Die Abschnitte ermöglichen oft mehrere Wege zum Ziel. Wer Kommandanten ungesehen ausschaltet, der verhindert gefährlichen Nachschub an Soldaten. Das ist oft kniffliger, als es sich anhört und wer lieber schleicht, der kommt hier auf seine Kosten. Dazu passend sind Waffenupgrades wie Schalldämpfer oder Gadgets wie ein Brustgurt, der einen so zusammenpresst, dass man selbst durch kleinste Ritzen huschen kann.

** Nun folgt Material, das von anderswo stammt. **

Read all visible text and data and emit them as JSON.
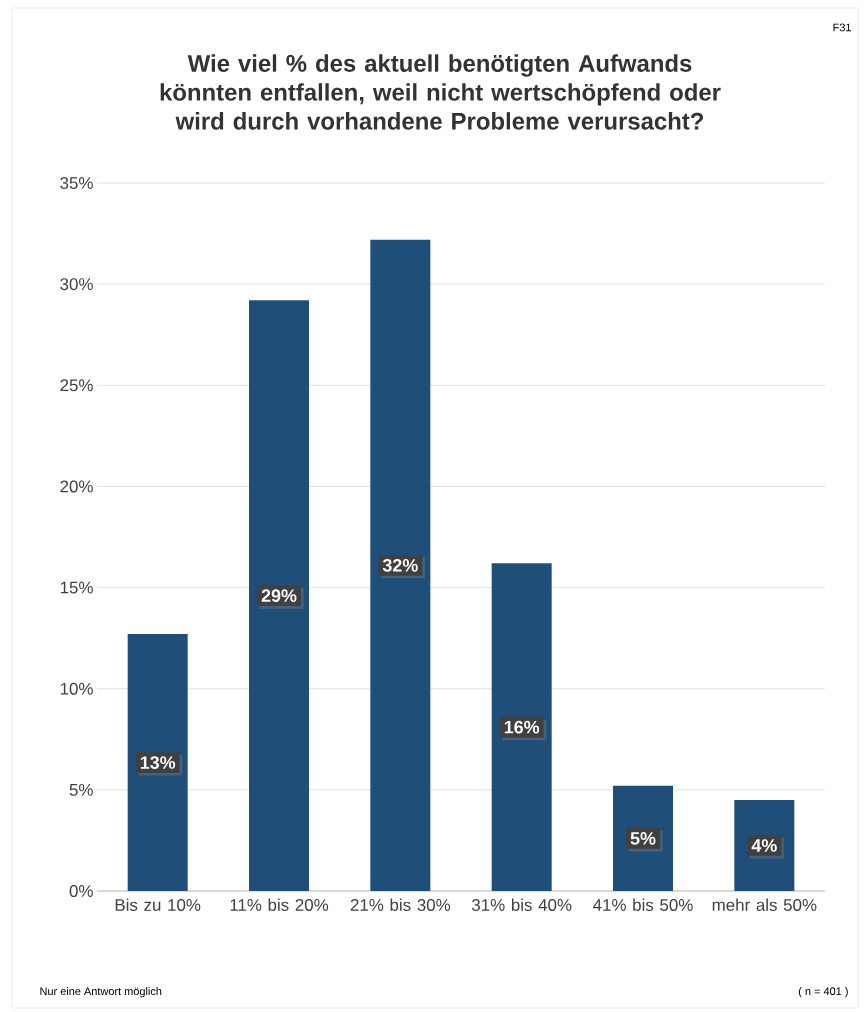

Aber nicht nur das lautlose Vorgehen, nein, jeder Spielstil und jede Waffengattung kann geskillt werden. Je häufiger man dabei gewisse Dinge macht, um so besser wird man darin. Im Endeffekt sorgt dies für ordentlich Motivation! Man will ja schließlich alles freischalten. So tötet man Zombies mit Äxten, mit Feuer, mit schweren Waffen, im Nahkampf, mit Granaten… soll ich weitermachen?
Der größte Patzer
Bei all der Heiterkeit, die Wolfenstein 2 zum Teil versprüht, ist es in seinem thematischen Kern alles andere als lustig. Der Shooter ist wohl ein absolut antifaschistisches Spiel. Wir haben es hier nicht mit lustigen Nazis zu tun, sondern mit erschreckenden Faschisten. Es gibt hier einen Hitler genauso wie eine perfide Frau Engel. Die Mutter von William „B.J.“ Blazkowicz ist Jüdin und in einem Konzentrationslager und Manhatten wurde unter einer Atombombe völlig begraben. Manch Kameraeinstellung, mit den imperialistischen Gebäuden, zeugt von einer dunklen Wucht. Es gibt nur ein Problem: die deutsche Version!
Dass Hakenkreuze ausgetauscht wurden, ist zwingend nötig gewesen, das verlangt die deutsche Rechtssprechung so. Dass Bethesda aber auch an andere Stelle gekürzt bzw. Veränderungen vorgenommen hat und Wolfenstein 2 dem korrekten historischen Kontext entzieht, ist nicht wirklich zu verzeihen. Es gibt keinen Hitlergruß, es gibt auch keinen Hitler sondern einen Herrn Heiler. Die Mutter von William „B.J.“ Blazkowicz ist auch keine Jüdin mehr, sondern Polin. Ein Konzentrationslager gibt es auch nicht mehr. Selbst der Hitler-Bart wurde entfernt. Dass ausgerechnet für Deutschland die korrekte Geschichte verfälscht, ja weichgespühlt wird, verwundert und ist nicht zu akzeptieren.